Lockyer v. Andrade (2003)
Lockyer v. Andrade (2003) provides a controversial example of a case in which the Supreme Court examined whether a specific punishment should be considered “cruel and unusual” in violation of the 8th Amendment because it was allegedly disproportionate to the crime. Criminal sentences can be found to violate the Cruel and Unusual Punishments Clause either because of proportionality (they are disproportionate—too severe—for the crime being punished) or torturousness (they are akin to torture in their impact on the sentenced human being). A man with a drug addiction problem stole a total of $153 worth of children’s videos in two separate thefts from different K-Mart stores. Because he had prior convictions for burglary and theft offenses, California’s “three strikes law” was applied to him and he was given a life sentence with no possibility of parole for 50 years. The Supreme Court’s justices have typically given states the authority to define their own sentences for non-death penalty offenses. Thus, the majority of justices said that the sentence was did not constitute improper cruel and unusual punishment.
According to the dissenting opinion of Justice Souter, joined by Justices Stevens, Ginsburg, and Breyer:
…. Perhaps even more tellingly, no one could seriously argue that the second theft of videotapes provided any basis to think that Andrade would be so dangerous after 25 years, the date on which the consecutive sentence would begin to run, as to require at least 25 years more. I know of no jurisdiction that would add 25 years of imprisonment simply to reflect the fact that the two temporally related thefts took place on two separate occasions, and I am not surprised that California has found no such case, not even under its three-strikes law. Tr. of Oral Arg. 52 (State’s counsel acknowledging “I have no reference to any 50-yearto-life sentences based on two convictions”). In sum, the argument that repeating a trivial crime justifies doubling a 25-year minimum incapacitation sentence based on a threat to the public does not raise a seriously debatable point on which judgments might reasonably differ. The argument is irrational, and the state court’s acceptance of it in response to a facially gross disproportion between triggering offense and penalty was unreasonable…

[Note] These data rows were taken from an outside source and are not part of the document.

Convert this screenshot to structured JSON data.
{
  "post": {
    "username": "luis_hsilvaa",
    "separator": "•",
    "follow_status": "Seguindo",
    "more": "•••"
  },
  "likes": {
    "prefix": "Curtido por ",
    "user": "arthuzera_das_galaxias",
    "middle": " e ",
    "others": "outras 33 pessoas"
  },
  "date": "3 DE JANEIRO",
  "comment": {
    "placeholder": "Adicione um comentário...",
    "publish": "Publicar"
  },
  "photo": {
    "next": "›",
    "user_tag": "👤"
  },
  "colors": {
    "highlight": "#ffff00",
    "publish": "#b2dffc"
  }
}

This is the rare sentence of demonstrable gross disproportionality, as the California Legislature may well have recognized when it specifically provided that a prosecutor may move to dismiss or strike a prior felony conviction “in the furtherance of justice.” Cal. Penal Code Ann. § 667(f)(2) (West 1999). In this case, the statutory safeguard failed, and the state court was left to ensure that the Eighth Amendment prohibition on grossly disproportionate sentences was met. If Andrade’s sentence is not grossly disproportionate, the principle has no meaning. The California court’s holding was an unreasonable application of clearly established precedent.